Jetzt flüstert dieses Buch als Film seine Botschaftin die dunkeln Kinosääle: In leisen Bildern, in langsam fliessenden, manchmal gar, um der Sache Willen, stockenden Worten. Der Film wirft ein Licht auf jene Greuel, die religiöse Verblendung und grenzenlose Bewaffnung überall in der Welt anrichten. Rahimi hat sich, als Cinéast wie als Schriftrsteller, auf seine einfache Parabel verlassen.
Der Gotteskrieger hört nur im Koma seiner jungen Frau zu. Er kann weder sprechen noch sich bewegen. Selbst mit seinem Atem kann er sich nicht verständlich machen. Wie ein Stein liegt er da, und muss sich anhören, was seine Frau ihm zu sagen hat. Während draussen der Krieg tobt, vollbringt die junge Frau in ihrem Versteck eine Heldentat nach der anderen.
Sie ernährt ihre Kinder. Sie beschafft Medizin für Ihren Mann. Sie überlistet die Soldaten. Sie betet. Sie ehrt ihren Mann. Sie ist eine Heldin. Die eigentlichen Heldentaten dieser jungen Frau aber liegen im Mut ihrer Erzählungen. Ganz langsam öffnet sie den Vorhang über den Greueln, die sich über sich hatte ergehen lasssen müssen. Wort um Wort arbeitet sie sich zur Befreiung von der Last vor, die ihr Mann mit aller sexuellen Unterdrückung ihr auf die Schulter bürdete.

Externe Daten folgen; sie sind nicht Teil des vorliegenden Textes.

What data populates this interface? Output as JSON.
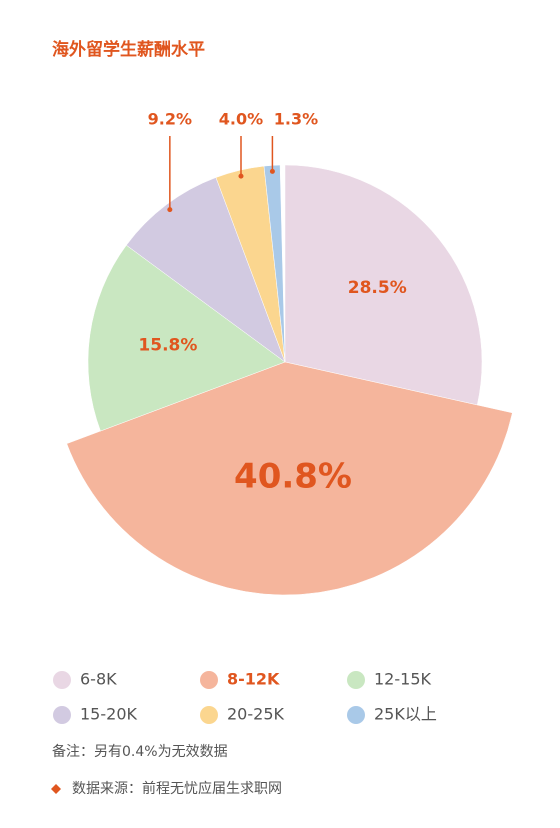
{
  "chart_data": {
    "type": "pie",
    "title": "海外留学生薪酬水平",
    "categories": [
      "6-8K",
      "8-12K",
      "12-15K",
      "15-20K",
      "20-25K",
      "25K以上"
    ],
    "values": [
      28.5,
      40.8,
      15.8,
      9.2,
      4.0,
      1.3
    ],
    "value_labels": [
      "28.5%",
      "40.8%",
      "15.8%",
      "9.2%",
      "4.0%",
      "1.3%"
    ],
    "colors": [
      "#e9d7e4",
      "#f5b59c",
      "#c9e7c1",
      "#d2cae1",
      "#fbd68f",
      "#a9c9e8"
    ],
    "highlight": "8-12K",
    "note": "备注：另有0.4%为无效数据",
    "source": "数据来源：前程无忧应届生求职网"
  }
}
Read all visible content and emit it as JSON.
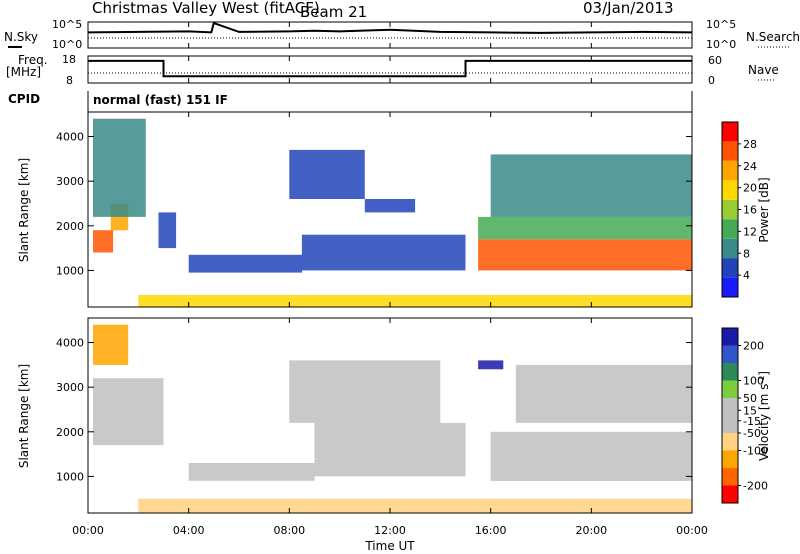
{
  "header": {
    "station": "Christmas Valley West (fitACF)",
    "beam": "Beam 21",
    "date": "03/Jan/2013"
  },
  "top_panels": {
    "nsky_label": "N.Sky",
    "nsearch_label": "N.Search",
    "freq_label_line1": "Freq.",
    "freq_label_line2": "[MHz]",
    "nave_label": "Nave",
    "cpid_label": "CPID",
    "cpid_value": "normal (fast) 151 IF",
    "noise_ticks_left": [
      "10^5",
      "10^0"
    ],
    "noise_ticks_right": [
      "10^5",
      "10^0"
    ],
    "freq_ticks": [
      "18",
      "8"
    ],
    "nave_ticks": [
      "60",
      "0"
    ]
  },
  "xaxis": {
    "label": "Time UT",
    "ticks": [
      "00:00",
      "04:00",
      "08:00",
      "12:00",
      "16:00",
      "20:00",
      "00:00"
    ]
  },
  "colors": {
    "power_scale": [
      "#1a1aff",
      "#2244bb",
      "#3a8a8a",
      "#44aa55",
      "#9acd32",
      "#ffd700",
      "#ffa500",
      "#ff5500",
      "#ff0000"
    ],
    "velocity_scale": [
      "#ff0000",
      "#ff6600",
      "#ffa500",
      "#ffd27f",
      "#c0c0c0",
      "#c0c0c0",
      "#7ccd3c",
      "#2e8b57",
      "#3355cc",
      "#1a1aaa"
    ]
  },
  "chart_data": [
    {
      "type": "line",
      "name": "noise-panel",
      "title": "",
      "xlabel": "",
      "ylabel": "N.Sky",
      "x_hours": [
        0,
        2,
        4,
        4.9,
        5,
        6,
        8,
        9,
        10,
        12,
        14,
        16,
        18,
        20,
        22,
        24
      ],
      "series": [
        {
          "name": "N.Sky",
          "values": [
            3,
            3.1,
            3.2,
            3.0,
            4.8,
            3.1,
            3.2,
            3.3,
            3.2,
            3.5,
            3.1,
            3.0,
            2.9,
            3.0,
            3.1,
            3.0
          ]
        }
      ],
      "ylim": [
        0,
        5
      ],
      "yscale": "log"
    },
    {
      "type": "line",
      "name": "frequency-panel",
      "title": "",
      "xlabel": "",
      "ylabel": "Freq. [MHz]",
      "x_hours": [
        0,
        3,
        3,
        15,
        15,
        24
      ],
      "series": [
        {
          "name": "Freq.",
          "values": [
            16.2,
            16.2,
            10.5,
            10.5,
            16.2,
            16.2
          ]
        }
      ],
      "ylim": [
        8,
        18
      ]
    },
    {
      "type": "heatmap",
      "name": "power-panel",
      "title": "",
      "xlabel": "Time UT",
      "ylabel": "Slant Range [km]",
      "xlim_hours": [
        0,
        24
      ],
      "ylim": [
        180,
        4550
      ],
      "yticks": [
        1000,
        2000,
        3000,
        4000
      ],
      "colorbar": {
        "label": "Power [dB]",
        "ticks": [
          4,
          8,
          12,
          16,
          20,
          24,
          28
        ],
        "range": [
          0,
          32
        ]
      },
      "regions": [
        {
          "t": [
            0.2,
            1.0
          ],
          "r": [
            1400,
            1900
          ],
          "v": 27
        },
        {
          "t": [
            0.9,
            1.6
          ],
          "r": [
            1900,
            2500
          ],
          "v": 22
        },
        {
          "t": [
            0.2,
            2.3
          ],
          "r": [
            2200,
            4400
          ],
          "v": 10
        },
        {
          "t": [
            2.8,
            3.5
          ],
          "r": [
            1500,
            2300
          ],
          "v": 4
        },
        {
          "t": [
            4.0,
            8.5
          ],
          "r": [
            950,
            1350
          ],
          "v": 6
        },
        {
          "t": [
            8.5,
            15.0
          ],
          "r": [
            1000,
            1800
          ],
          "v": 5
        },
        {
          "t": [
            8.0,
            11.0
          ],
          "r": [
            2600,
            3700
          ],
          "v": 4
        },
        {
          "t": [
            11.0,
            13.0
          ],
          "r": [
            2300,
            2600
          ],
          "v": 4
        },
        {
          "t": [
            15.5,
            24.0
          ],
          "r": [
            1000,
            1700
          ],
          "v": 28
        },
        {
          "t": [
            15.5,
            24.0
          ],
          "r": [
            1700,
            2200
          ],
          "v": 14
        },
        {
          "t": [
            16.0,
            24.0
          ],
          "r": [
            2200,
            3600
          ],
          "v": 10
        },
        {
          "t": [
            2.0,
            24.0
          ],
          "r": [
            180,
            450
          ],
          "v": 18
        }
      ]
    },
    {
      "type": "heatmap",
      "name": "velocity-panel",
      "title": "",
      "xlabel": "Time UT",
      "ylabel": "Slant Range [km]",
      "xlim_hours": [
        0,
        24
      ],
      "ylim": [
        180,
        4550
      ],
      "yticks": [
        1000,
        2000,
        3000,
        4000
      ],
      "colorbar": {
        "label": "Velocity [m s-1]",
        "ticks": [
          -200,
          -100,
          -50,
          -15,
          15,
          50,
          100,
          200
        ],
        "range": [
          -250,
          250
        ]
      },
      "regions": [
        {
          "t": [
            0.2,
            1.6
          ],
          "r": [
            3500,
            4400
          ],
          "v": -150
        },
        {
          "t": [
            0.2,
            3.0
          ],
          "r": [
            1700,
            3200
          ],
          "v": 0
        },
        {
          "t": [
            4.0,
            9.0
          ],
          "r": [
            900,
            1300
          ],
          "v": 0
        },
        {
          "t": [
            9.0,
            15.0
          ],
          "r": [
            1000,
            2200
          ],
          "v": -40
        },
        {
          "t": [
            8.0,
            14.0
          ],
          "r": [
            2200,
            3600
          ],
          "v": -20
        },
        {
          "t": [
            15.5,
            16.5
          ],
          "r": [
            3400,
            3600
          ],
          "v": 200
        },
        {
          "t": [
            16.0,
            24.0
          ],
          "r": [
            900,
            2000
          ],
          "v": 0
        },
        {
          "t": [
            17.0,
            24.0
          ],
          "r": [
            2200,
            3500
          ],
          "v": 20
        },
        {
          "t": [
            2.0,
            24.0
          ],
          "r": [
            180,
            500
          ],
          "v": -60
        }
      ]
    }
  ]
}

Als alles nichts mehr hilft, sucht sie die Unterstützung der einzigen Verwandten in der Umgebung, die ihr jetzt noch helfen kann: Ihre Tante, die als Kurtisane arbeitet. Sie arbeite Sure um Sure die fundamentalistische Sexualfeindlichkeit ab, tastet sich mit einem Fremden, dem stotternden Soldaten, wieder zurück in die Sprache der Liebe. Keinen Kämpfer, keinen Kriegshelden, sondern einen stammelnden Jüngling findet sie zum Liebesspiel, bis es zum Schluss – wir ahnten es, als die Tante ihr vom Tod ihres Gatten erzählte – zum letzten Akt der Befreiung kommt. Der Stein der Geduld zerbricht.

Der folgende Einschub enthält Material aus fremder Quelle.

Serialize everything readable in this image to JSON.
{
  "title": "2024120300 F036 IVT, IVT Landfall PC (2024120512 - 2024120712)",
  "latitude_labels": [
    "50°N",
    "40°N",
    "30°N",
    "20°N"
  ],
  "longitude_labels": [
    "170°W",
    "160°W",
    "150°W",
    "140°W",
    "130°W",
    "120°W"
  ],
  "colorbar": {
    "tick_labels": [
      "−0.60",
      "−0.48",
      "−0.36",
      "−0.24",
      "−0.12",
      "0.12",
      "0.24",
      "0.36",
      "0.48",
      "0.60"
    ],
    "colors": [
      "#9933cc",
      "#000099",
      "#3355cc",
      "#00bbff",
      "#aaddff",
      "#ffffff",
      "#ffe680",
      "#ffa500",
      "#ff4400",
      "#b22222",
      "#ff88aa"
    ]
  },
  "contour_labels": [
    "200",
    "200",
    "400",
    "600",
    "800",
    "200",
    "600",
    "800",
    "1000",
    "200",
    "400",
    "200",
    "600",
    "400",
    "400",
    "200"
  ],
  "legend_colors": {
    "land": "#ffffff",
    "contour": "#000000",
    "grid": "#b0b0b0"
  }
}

Es ist ein Schrei, der da mitten aus den Kriegswirren zarten, literarisch Trost spendet: Diese Frau, die dem Irrsinn der religiös verblendeten Männerwelt, ihre Suche nach Sinnlichkeit und Sinn entgegensetzt, formuliert in ihrer Erzählung ein langsam dahinfliessendes Gedicht. Wie sie all die Details ihres Leidenswegs ihrem reglosen Mann erzählt ist mehr als eine Metapher. Nur die Todesstarre kann einen religiösen Fanatiker zum Zuhören bewegen.
«Wer keine Liebe machen kann, muss Krieg führen», ist die Quintessenz, die die junge Schönheit wie eine Überschrift über den Kriegsirrsinn der Männer setzt. Sie setzt der Gewalt genau diese Sehnsucht entgegen: Ihre Suche, wie denn Liebe zu machen sei, macht klar, welch ein gewaltiger Befreiungskampf der Frauenwelt in jenen Ländern noch bevorsteht, ehe sie den Satz des Propheten umkehren kann: «Wer keine Kriege braucht, kann die Liebe ernten.»